MR. BERNSTEIN: Great questions. First of all, on the fair share thing, I think all the president was saying -- by the way because at the level of campaigns I don't think you can get too complicated -- I think what he was saying is it's not fair for very rich people to have a lower effective tax rate than far less rich people. That's all he was saying. And I think that at a first-order blush we would probably all agree that that would fit into most people's definition of what's fair and not fair.

I hope my comments, at the core of Michael's comments, and really all of ours, Bob and Joe's as well and Chris mentioned this, so all of us, I think is this point that you were getting to and that we've all stressed and that this $250,000 thresholds vitiates, and that these huge response fantasies vitiate, is that if people are disconnected between what they're willing to pay for and what they get, our tax system can't survive in terms of legitimacy, fairness, providing the kinds of revenues and services and protections that an advanced economy needs in this century. So I think that it is critical to reconnect. And Mort said the same thing; he put it in terms of patriotism. I think it's critical to reconnect paying for what you want with a tax system that collects that revenue. If that leads to people saying they want less -- my gut instinct, to answer your question -- is it probably would to some extent, if that goes there then so be it. I'm ok with that. I think that the ultimate conclusion is going to be much like Joe's description of the fairness, some aggregation of what you want and what I want and what everyone wants. But what you can't have is a majority wanting a bunch of stuff that they want a minority to pay for.

MR. BERGIN: I hear the cake has arrived.

 

(laughter)

 

 

I've got a secret. The idea for the cake was Bob's. So knowing Bob to be a generous person, I know he would prefer to celebrate the 100th birthday of the income tax before we bury it.

 

(laughter)

 

 

We're running out of time, so I want to give each of the panel members just a couple of minutes if they want to sum up anything. Michael?

MR. GRAETZ: I want to say one more thing about the international conversation that Bob raised because I don't think we've said enough about it in the following sense. And I'll just make the point briefly, and that is that the U.S. has a very large market. We have a lot of consumption that is occurring here. And what we're taxing when we tax income is we're taxing production, which occurs here, and we're not taxing production that occurs abroad because we're not taxing imports that are consumed here; somebody else is taxing imports that are consumed here. The economists tell you, well, this border adjustment doesn't matter economically because currencies will adjust. Well, I'm not so confident, for example, that the Chinese currency is going to adjust with market forces, but that's neither here nor there. And now that the Europe economy is as linked on currencies as it is, you've got great distortions because the Deutschemark got to be a lot more expensive than the Italian lira but they're both the same price.

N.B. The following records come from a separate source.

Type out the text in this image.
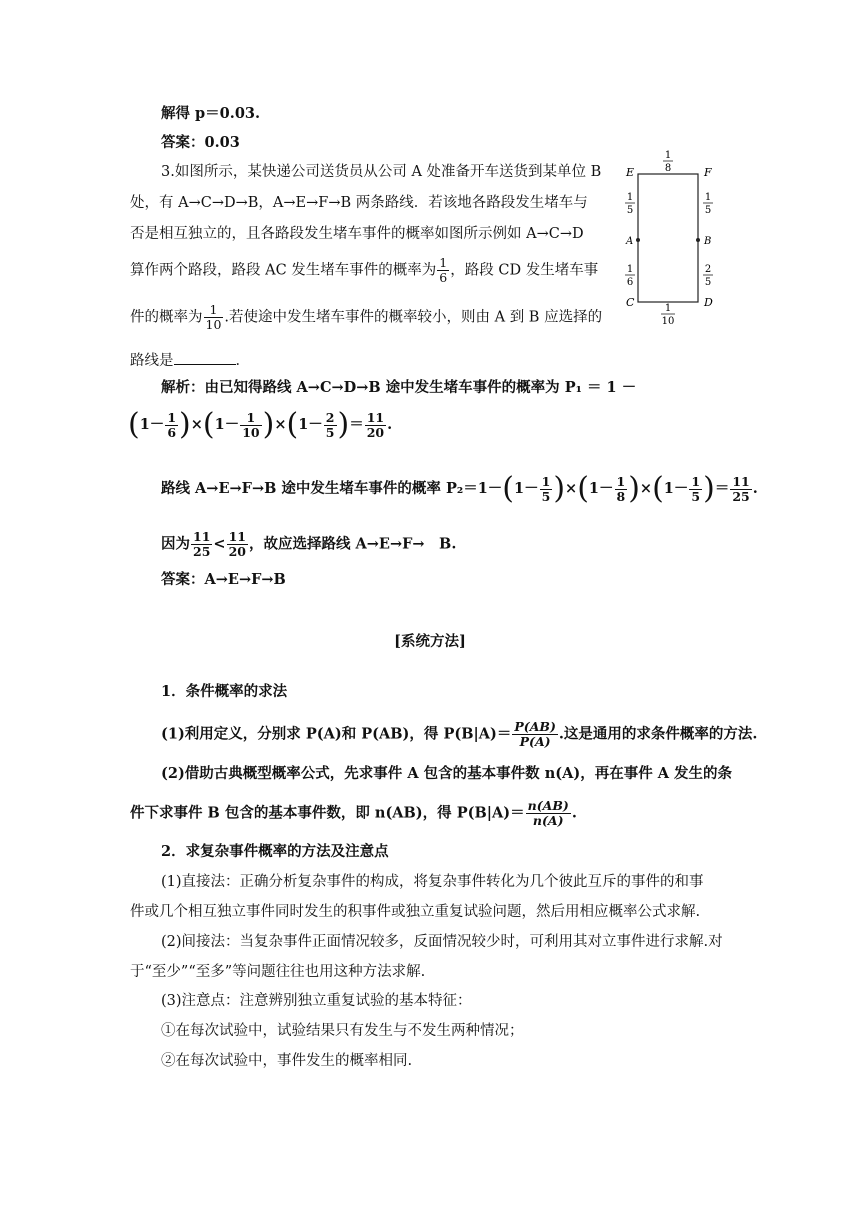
解得 p＝0.03.
答案：0.03
3.如图所示，某快递公司送货员从公司 A 处准备开车送货到某单位 B
处，有 A→C→D→B，A→E→F→B 两条路线．若该地各路段发生堵车与
否是相互独立的，且各路段发生堵车事件的概率如图所示例如 A→C→D
算作两个路段，路段 AC 发生堵车事件的概率为 $\frac{1}{6}$ ，路段 CD 发生堵车事
件的概率为 $\frac{1}{10}$ .若使途中发生堵车事件的概率较小，则由 A 到 B 应选择的
路线是	．
E	F
A	B
C	D
1
8
1
5
1
5
1
6
2
5
1
10
解析：由已知得路线 A→C→D→B 途中发生堵车事件的概率为 P₁ ＝ 1 －
$(1- \frac{1}{6} )\times(1- \frac{1}{10} )\times(1- \frac{2}{5}$ )＝ $\frac{11}{20}$ .
路线 A→E→F→B 途中发生堵车事件的概率 $P_2=1-(1- \frac{1}{5} )\times(1- \frac{1}{8} )\times(1- \frac{1}{5}$ )＝ $\frac{11}{25}$ .
因为 $\frac{11}{25} < \frac{11}{20}$ ，故应选择路线 A→E→F→　B.
答案：A→E→F→B
[系统方法]
1．条件概率的求法
(1)利用定义，分别求 P(A)和 P(AB)，得 $P(B|A)= \frac{P(AB)}{P(A)}$ .这是通用的求条件概率的方法.
(2)借助古典概型概率公式，先求事件 A 包含的基本事件数 n(A)，再在事件 A 发生的条
件下求事件 B 包含的基本事件数，即 n(AB)，得 $P(B|A)= \frac{n(AB)}{n(A)}$ .
2．求复杂事件概率的方法及注意点
(1)直接法：正确分析复杂事件的构成，将复杂事件转化为几个彼此互斥的事件的和事
件或几个相互独立事件同时发生的积事件或独立重复试验问题，然后用相应概率公式求解.
(2)间接法：当复杂事件正面情况较多，反面情况较少时，可利用其对立事件进行求解.对
于“至少”“至多”等问题往往也用这种方法求解.
(3)注意点：注意辨别独立重复试验的基本特征：
①在每次试验中，试验结果只有发生与不发生两种情况；
②在每次试验中，事件发生的概率相同.
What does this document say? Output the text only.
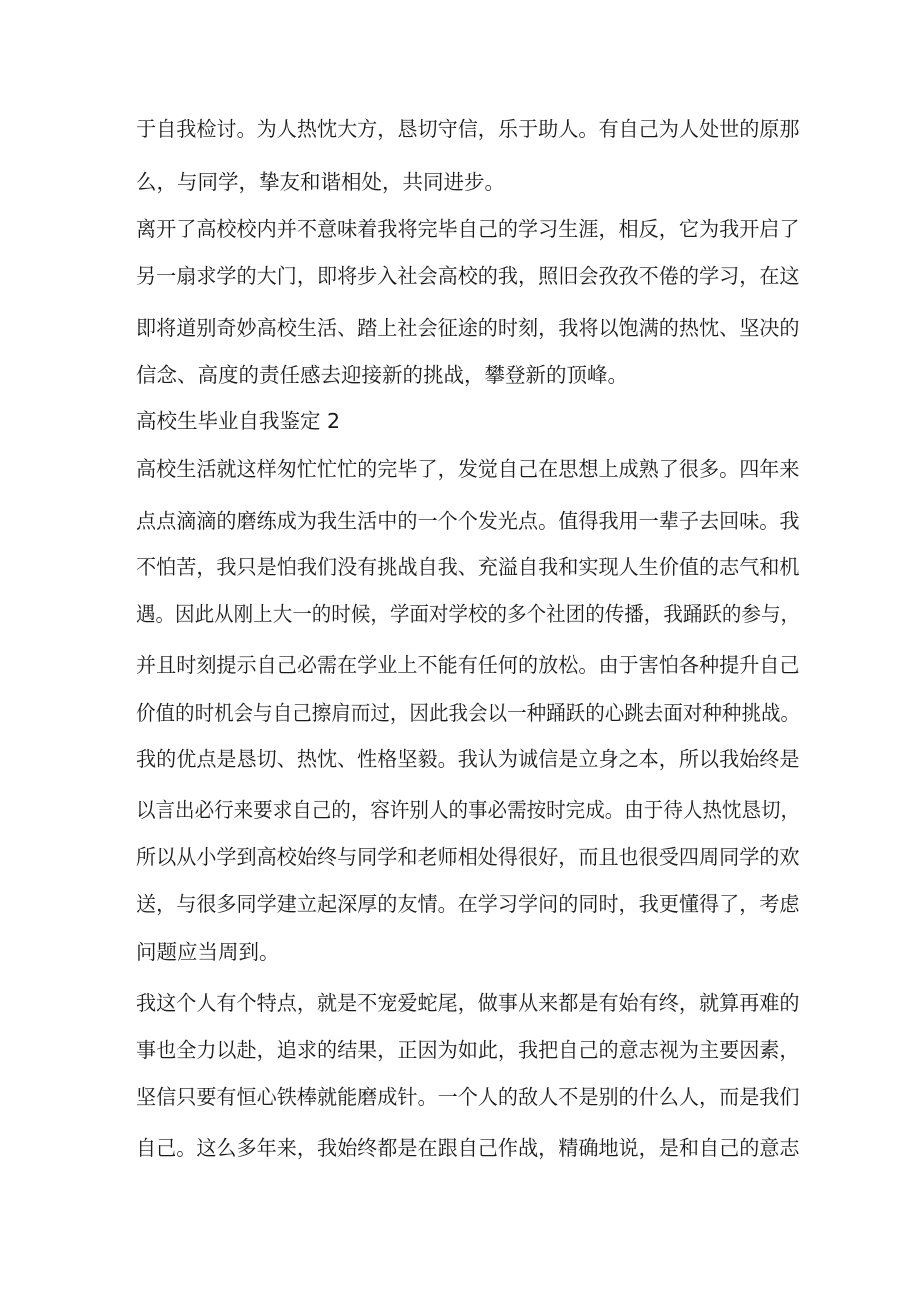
于自我检讨。为人热忱大方，恳切守信，乐于助人。有自己为人处世的原那
么，与同学，挚友和谐相处，共同进步。
离开了高校校内并不意味着我将完毕自己的学习生涯，相反，它为我开启了
另一扇求学的大门，即将步入社会高校的我，照旧会孜孜不倦的学习，在这
即将道别奇妙高校生活、踏上社会征途的时刻，我将以饱满的热忱、坚决的
信念、高度的责任感去迎接新的挑战，攀登新的顶峰。
高校生毕业自我鉴定 2
高校生活就这样匆忙忙忙的完毕了，发觉自己在思想上成熟了很多。四年来
点点滴滴的磨练成为我生活中的一个个发光点。值得我用一辈子去回味。我
不怕苦，我只是怕我们没有挑战自我、充溢自我和实现人生价值的志气和机
遇。因此从刚上大一的时候，学面对学校的多个社团的传播，我踊跃的参与，
并且时刻提示自己必需在学业上不能有任何的放松。由于害怕各种提升自己
价值的时机会与自己擦肩而过，因此我会以一种踊跃的心跳去面对种种挑战。
我的优点是恳切、热忱、性格坚毅。我认为诚信是立身之本，所以我始终是
以言出必行来要求自己的，容许别人的事必需按时完成。由于待人热忱恳切，
所以从小学到高校始终与同学和老师相处得很好，而且也很受四周同学的欢
送，与很多同学建立起深厚的友情。在学习学问的同时，我更懂得了，考虑
问题应当周到。
我这个人有个特点，就是不宠爱蛇尾，做事从来都是有始有终，就算再难的
事也全力以赴，追求的结果，正因为如此，我把自己的意志视为主要因素，
坚信只要有恒心铁棒就能磨成针。一个人的敌人不是别的什么人，而是我们
自己。这么多年来，我始终都是在跟自己作战，精确地说，是和自己的意志
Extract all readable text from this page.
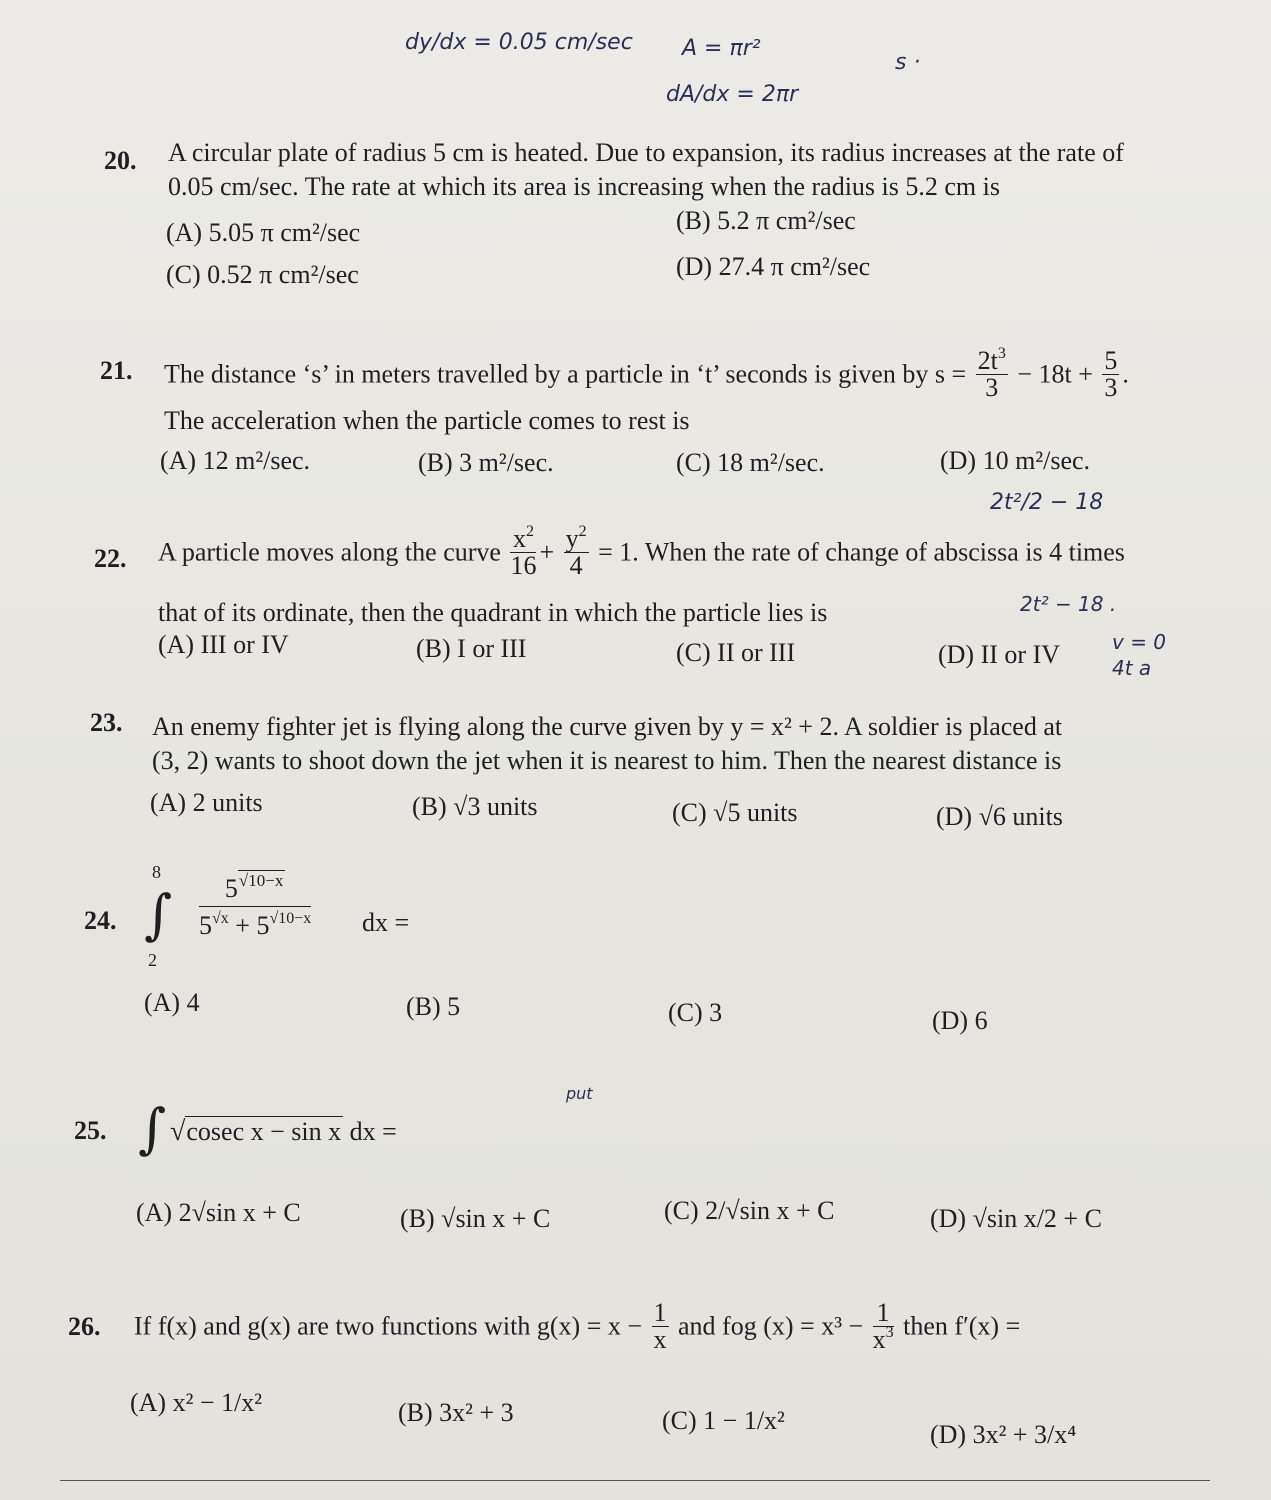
dy/dx = 0.05 cm/sec A = πr²
dA/dx = 2πr
s ·
2t²/2 − 18
2t² − 18 .
v = 0
4t a
put
20. A circular plate of radius 5 cm is heated. Due to expansion, its radius increases at the rate of
0.05 cm/sec. The rate at which its area is increasing when the radius is 5.2 cm is
(A) 5.05 π cm²/sec	(B) 5.2 π cm²/sec
(C) 0.52 π cm²/sec	(D) 27.4 π cm²/sec
21. The distance ‘s’ in meters travelled by a particle in ‘t’ seconds is given by $s = \frac{2t^3}{3} - 18t + \frac{5}{3}$ .
The acceleration when the particle comes to rest is
(A) 12 m²/sec.	(B) 3 m²/sec.	(C) 18 m²/sec.	(D) 10 m²/sec.
22. A particle moves along the curve $\frac{x^2}{16} + \frac{y^2}{4} = 1$. When the rate of change of abscissa is 4 times
that of its ordinate, then the quadrant in which the particle lies is
(A) III or IV	(B) I or III	(C) II or III	(D) II or IV
23. An enemy fighter jet is flying along the curve given by y = x² + 2. A soldier is placed at
(3, 2) wants to shoot down the jet when it is nearest to him. Then the nearest distance is
(A) 2 units	(B) √3 units	(C) √5 units	(D) √6 units
24.
8
∫
2
$\frac{5^{√10-x}}{5^{√x} + 5^{√10-x}}$ dx =
(A) 4	(B) 5	(C) 3	(D) 6
25. ∫ √cosec x − sin x dx =
(A) 2√sin x + C	(B) √sin x + C	(C) 2/√sin x + C	(D) √sin x/2 + C
26. If f(x) and g(x) are two functions with $g(x) = x - \frac{1}{x}$ and fog $(x) = x^3 - \frac{1}{x^3}$ then f′(x) =
(A) x² − 1/x²	(B) 3x² + 3	(C) 1 − 1/x²	(D) 3x² + 3/x⁴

So currency markets have become complicated. But the point that I want to make is that I think in terms of taxing the business results, we need to think about taxing on a basis that takes advantage of our market and our market power and our consumption ability. And if we can't do that politically directly, we're going to have to start thinking about ways to do it indirectly. For example, if you look at the problems of international income shifting, which Bob is so concerned about, what you find is that those U.S. multinationals that have been in the press are paying a much smaller share of their worldwide income taxes -- they're paying less income compared to the worldwide income than there are sales. That is, if you just aligned their income with their sales, you'd get a lot more tax.

Now, there are problems with that under both the WTO and under our income tax treaties, and there are a whole series of issues that have to be unpacked. But if we're thinking incrementally -- I mean, I'm a person who believes that we really need to make a big shift -- but if we're only thinking incrementally, I do think we have to start thinking more about things that don't move. And we talked about workers and we talked about capital but we didn't talk about consumption. And I think if you're going to think about that, this is an important issue that didn't get raised to the level that I think Bob's earlier comments required us to talk about a bit more, so that's a different point but I think it needed to be made.

MR. GOULDER: Certain things are inevitable. We need an alternate revenue source. It can be a VAT, it can be a carbon tax; pick your poison. Read Joe's book, read the professor's book, and read WorldWide Tax Daily so you're well informed.

MR. GRAETZ: Can I just say one thing about a carbon tax? I did a book on energy policy in which I said you need a carbon tax instead of cap and trade. I think there are great advantages of a carbon tax instead of cap and trade. But I think because of the regressivity of the consumption of energy that you're not going to get a lot of revenue out of a carbon tax. You ought to think about a carbon tax as energy policy and not as tax policy. Sen. Maria Cantwell's (D-Wash.) proposal for a carbon tax and then giving it back on a per capita basis may make some sense, or giving it back in the way that the Center on Budget and Policy Priorities wanted to give it back. I think there is much less revenue for general purposes or for earmarking or whatever you want to do in a carbon tax than there is in a much broader based consumption tax.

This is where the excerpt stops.